Collective bargaining legislation: "Bottom line at the university, we want the state to be committed to competitive wages and good benefits for our employees. Right now it seems to be on a very, very fast track and it's reasonable to expect a fairly large and complete overhaul very soon."

Managing growth: "One question you're probably asking is 'are we going to be bigger or smaller next fall?' We'll be bigger. I think we've done a good job with turning the dials and we're growing at a much more modest pace than we were a couple years ago."

Tuition: "We're still the most affordable university in our peer group, whether you're looking at it from a resident point of view, or a nonresident point of view. We've never gotten the resources in scale with the size that we've grown. The reality is that we could raise [resident] undergraduate tuition eight percent at once and nonresident undergraduate tuition 10 percent at once and still be the lowest of our peer group. So we're trying to make that point that we want to be affordable and we want to be accessible, but we don't necessarily have to be the cheapest."

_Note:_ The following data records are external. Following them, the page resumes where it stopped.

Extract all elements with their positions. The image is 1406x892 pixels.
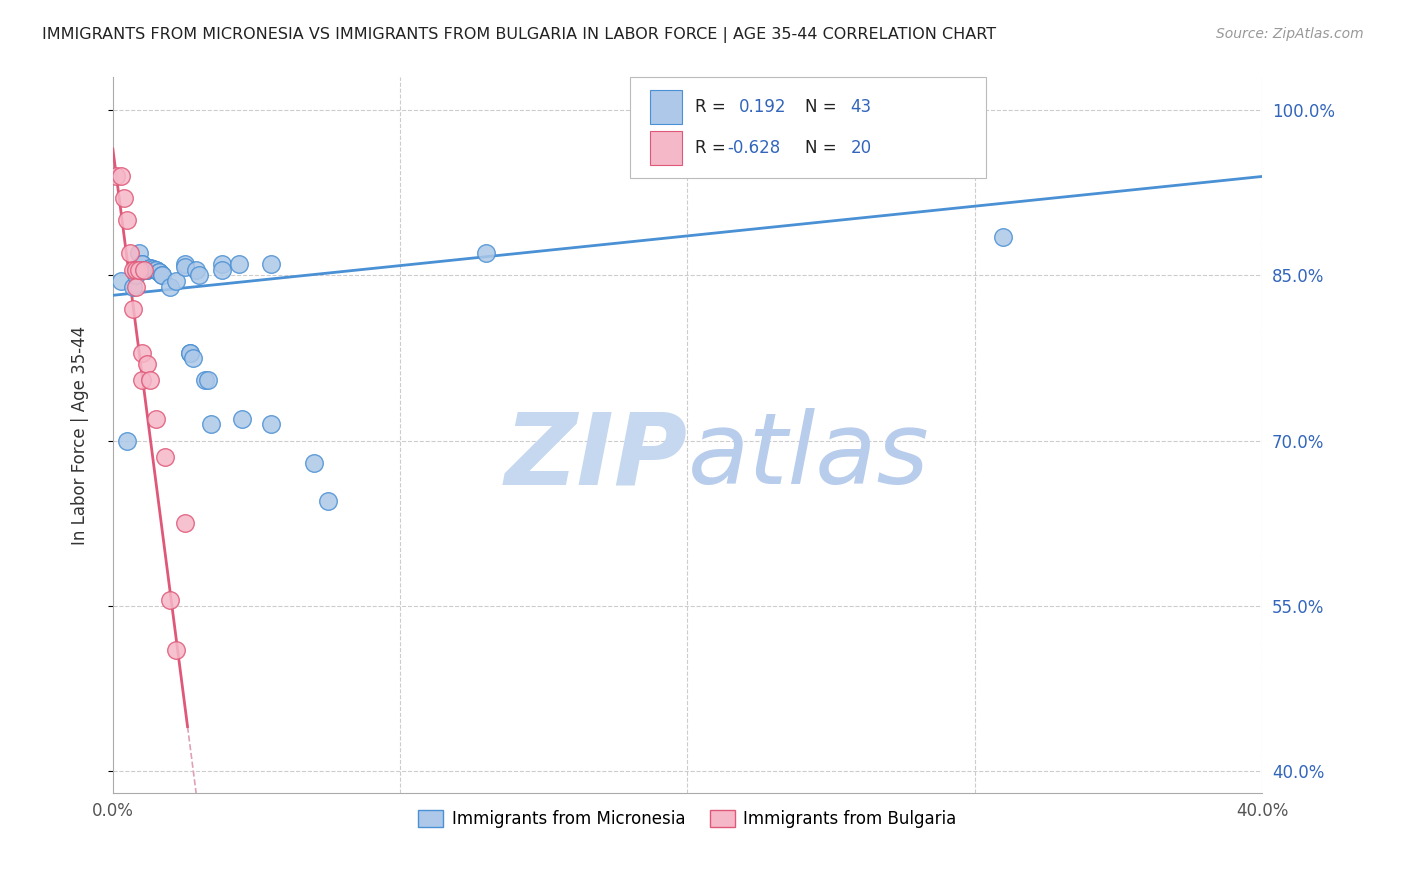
Text: ZIP: ZIP — [505, 408, 688, 505]
Bar — [650, 89, 682, 124]
Point — [142, 261, 165, 276]
Point — [173, 516, 195, 530]
Text: 43: 43 — [851, 98, 872, 116]
Point — [125, 268, 148, 283]
Point — [134, 263, 156, 277]
Point — [200, 417, 222, 431]
Point — [145, 263, 167, 277]
Point — [173, 260, 195, 274]
Point — [181, 351, 204, 365]
Point — [104, 169, 127, 184]
Point — [260, 258, 283, 272]
Text: IMMIGRANTS FROM MICRONESIA VS IMMIGRANTS FROM BULGARIA IN LABOR FORCE | AGE 35-4: IMMIGRANTS FROM MICRONESIA VS IMMIGRANTS… — [42, 27, 997, 43]
Point — [173, 258, 195, 272]
Point — [159, 593, 181, 607]
Point — [131, 345, 153, 359]
Point — [125, 263, 148, 277]
Point — [197, 373, 219, 387]
Point — [179, 345, 201, 359]
Point — [145, 411, 167, 425]
Text: N =: N = — [804, 139, 842, 157]
Point — [211, 263, 233, 277]
Bar — [650, 131, 682, 165]
Point — [186, 263, 208, 277]
Point — [159, 279, 181, 293]
Point — [150, 268, 173, 283]
Point — [122, 279, 145, 293]
Point — [134, 263, 156, 277]
Point — [260, 417, 283, 431]
Y-axis label: In Labor Force | Age 35-44: In Labor Force | Age 35-44 — [72, 326, 89, 545]
Point — [179, 345, 201, 359]
Point — [131, 258, 153, 272]
Point — [475, 246, 498, 260]
Point — [211, 258, 233, 272]
Point — [136, 263, 159, 277]
Text: N =: N = — [804, 98, 842, 116]
Point — [128, 263, 150, 277]
FancyBboxPatch shape — [630, 78, 986, 178]
Point — [142, 261, 165, 276]
Point — [120, 246, 142, 260]
Point — [150, 268, 173, 283]
Point — [122, 263, 145, 277]
Point — [153, 450, 176, 464]
Point — [139, 373, 162, 387]
Text: R =: R = — [696, 98, 731, 116]
Point — [139, 260, 162, 275]
Point — [131, 258, 153, 272]
Point — [228, 258, 250, 272]
Point — [148, 265, 170, 279]
Point — [318, 494, 340, 508]
Text: R =: R = — [696, 139, 731, 157]
Point — [302, 456, 325, 470]
Point — [165, 274, 187, 288]
Text: 0.192: 0.192 — [740, 98, 787, 116]
Point — [165, 642, 187, 657]
Point — [110, 169, 132, 184]
Point — [148, 265, 170, 279]
Point — [110, 274, 132, 288]
Text: atlas: atlas — [688, 408, 929, 505]
Point — [139, 260, 162, 275]
Point — [231, 411, 253, 425]
Point — [131, 373, 153, 387]
Point — [188, 268, 211, 283]
Text: 20: 20 — [851, 139, 872, 157]
Point — [136, 357, 159, 371]
Point — [128, 246, 150, 260]
Point — [112, 192, 135, 206]
Text: -0.628: -0.628 — [728, 139, 780, 157]
Point — [194, 373, 217, 387]
Point — [115, 213, 138, 227]
Legend: Immigrants from Micronesia, Immigrants from Bulgaria: Immigrants from Micronesia, Immigrants f… — [412, 803, 963, 834]
Point — [115, 434, 138, 448]
Text: Source: ZipAtlas.com: Source: ZipAtlas.com — [1216, 27, 1364, 41]
Point — [145, 263, 167, 277]
Point — [993, 230, 1015, 244]
Point — [136, 263, 159, 277]
Point — [125, 279, 148, 293]
Point — [122, 301, 145, 316]
Point — [134, 263, 156, 277]
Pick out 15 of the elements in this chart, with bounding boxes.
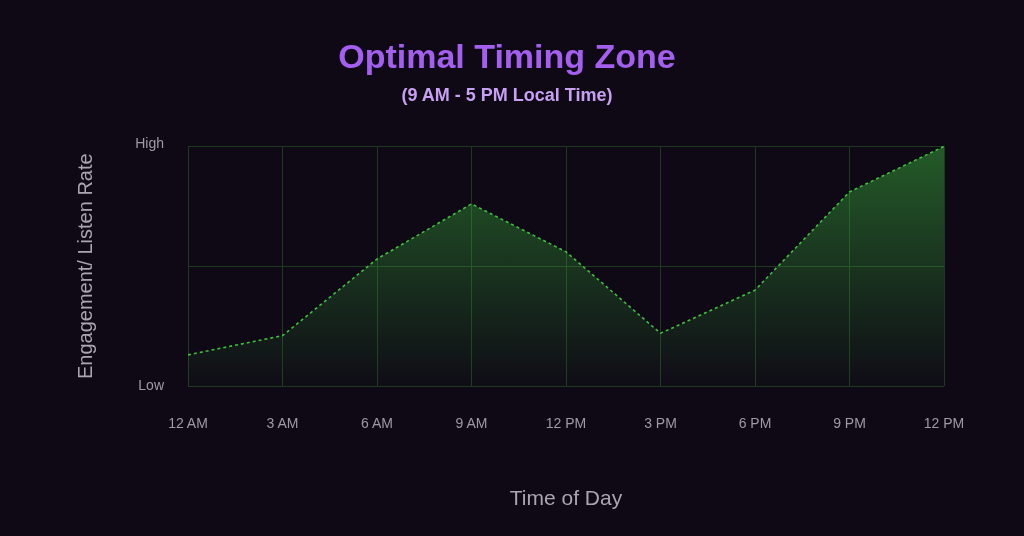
x-tick-label: 12 PM [923,415,965,432]
x-tick-label: 12 PM [545,415,587,432]
x-tick-label: 6 AM [361,415,393,432]
x-tick-label: 3 PM [644,415,677,432]
text: Low [138,376,165,393]
text: High [135,135,164,152]
chart-title: Optimal Timing Zone [338,36,676,75]
x-tick-label: 6 PM [738,415,772,432]
x-tick-label: 9 AM [455,415,488,432]
x-axis-title: Time of Day [509,486,623,510]
x-tick-label: 3 AM [266,415,299,432]
x-tick-label: 9 PM [833,415,866,432]
chart-subtitle: (9 AM - 5 PM Local Time) [401,84,613,105]
y-axis-title: Engagement/ Listen Rate [73,153,96,380]
x-tick-label: 12 AM [168,415,208,432]
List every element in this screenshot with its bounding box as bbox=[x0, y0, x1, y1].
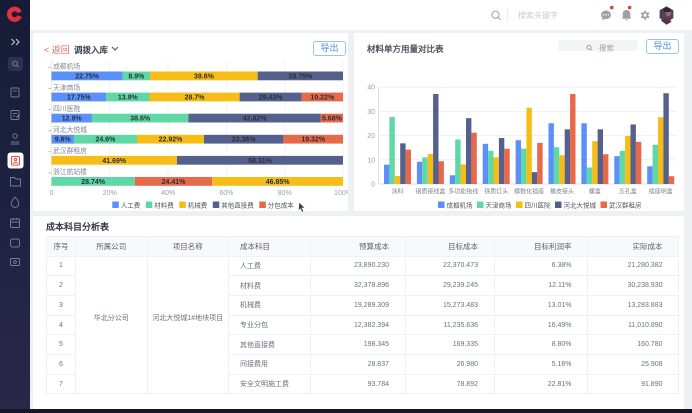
svg-text:浙江航站楼: 浙江航站楼 bbox=[53, 167, 87, 176]
svg-text:24.41%: 24.41% bbox=[162, 179, 187, 186]
svg-text:河北大悦城: 河北大悦城 bbox=[53, 125, 87, 134]
svg-text:螺盒: 螺盒 bbox=[589, 188, 601, 196]
svg-text:12.9%: 12.9% bbox=[62, 116, 83, 123]
svg-text:分包成本: 分包成本 bbox=[268, 201, 295, 210]
svg-text:8.9%: 8.9% bbox=[128, 73, 145, 80]
svg-text:10.22%: 10.22% bbox=[310, 95, 335, 102]
svg-text:28.74%: 28.74% bbox=[81, 179, 106, 186]
svg-text:46.85%: 46.85% bbox=[266, 179, 291, 186]
svg-text:40: 40 bbox=[367, 85, 375, 92]
svg-text:38.6%: 38.6% bbox=[130, 116, 151, 123]
svg-text:多功能拖线: 多功能拖线 bbox=[448, 188, 478, 196]
svg-text:涂料: 涂料 bbox=[391, 188, 403, 196]
svg-text:橡皮接头: 橡皮接头 bbox=[550, 188, 574, 196]
svg-text:22.75%: 22.75% bbox=[75, 73, 100, 80]
svg-text:搜索关键字: 搜索关键字 bbox=[518, 10, 558, 20]
svg-text:0: 0 bbox=[371, 182, 375, 189]
svg-text:机械费: 机械费 bbox=[188, 201, 208, 210]
svg-text:武汉群租房: 武汉群租房 bbox=[53, 146, 87, 155]
svg-text:22.92%: 22.92% bbox=[159, 137, 184, 144]
svg-text:39.6%: 39.6% bbox=[194, 73, 215, 80]
svg-text:成都机场: 成都机场 bbox=[447, 201, 474, 210]
svg-text:5.68%: 5.68% bbox=[322, 116, 343, 123]
svg-text:四川医院: 四川医院 bbox=[525, 201, 552, 210]
svg-text:58.31%: 58.31% bbox=[248, 158, 273, 165]
svg-text:24.6%: 24.6% bbox=[96, 137, 117, 144]
svg-text:9.8%: 9.8% bbox=[55, 137, 72, 144]
svg-text:成都机场: 成都机场 bbox=[53, 62, 80, 71]
svg-text:武汉群租房: 武汉群租房 bbox=[609, 201, 642, 210]
svg-text:铁质灯头: 铁质灯头 bbox=[484, 188, 508, 196]
svg-text:材料费: 材料费 bbox=[154, 201, 174, 210]
svg-text:插座明盒: 插座明盒 bbox=[649, 188, 673, 196]
svg-text:29.43%: 29.43% bbox=[259, 95, 284, 102]
svg-text:13.9%: 13.9% bbox=[118, 95, 139, 102]
svg-text:100%: 100% bbox=[334, 190, 348, 197]
svg-text:19.32%: 19.32% bbox=[301, 137, 326, 144]
svg-text:0: 0 bbox=[50, 190, 54, 197]
svg-text:60%: 60% bbox=[219, 190, 233, 197]
svg-text:17.75%: 17.75% bbox=[67, 95, 92, 102]
svg-text:天津商场: 天津商场 bbox=[53, 83, 80, 92]
svg-text:钢质接线盒: 钢质接线盒 bbox=[415, 188, 445, 196]
svg-text:28.7%: 28.7% bbox=[185, 95, 206, 102]
svg-text:28.75%: 28.75% bbox=[288, 73, 313, 80]
svg-text:41.69%: 41.69% bbox=[102, 158, 127, 165]
svg-text:人工费: 人工费 bbox=[121, 201, 141, 210]
svg-text:天津商场: 天津商场 bbox=[486, 201, 513, 210]
svg-text:20: 20 bbox=[367, 133, 375, 140]
svg-text:23.36%: 23.36% bbox=[232, 137, 257, 144]
svg-text:四川医院: 四川医院 bbox=[53, 104, 80, 113]
svg-text:80%: 80% bbox=[278, 190, 292, 197]
svg-text:搜索: 搜索 bbox=[599, 43, 614, 53]
svg-text:20%: 20% bbox=[103, 190, 117, 197]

Executive order impact: "Right now it looks like graduate student applications from outside the U.S. have gone way down -- not just for Iowa State, but it's a phenomenon in the U.S. Until this thing shakes out and calms down, we are going to see a fundamental decline in applications and that's going to affect a number of things in our graduate programs."

Forever True, For Iowa State $1.1 billion fundraising campaign: "To put it in perspective, if you don't see me on campus, I have to raise $328,000 a day, seven days a week, for the next four and a half years. If you think about that, it takes a lot of time, a lot of energy, and you have to -- unfortunately -- be gone quite a bit to raise these kinds of dollars and you have to go where the people with those resources are. This will be a pretty intense period. The deans and everybody in upper administration are heavily engaged in this."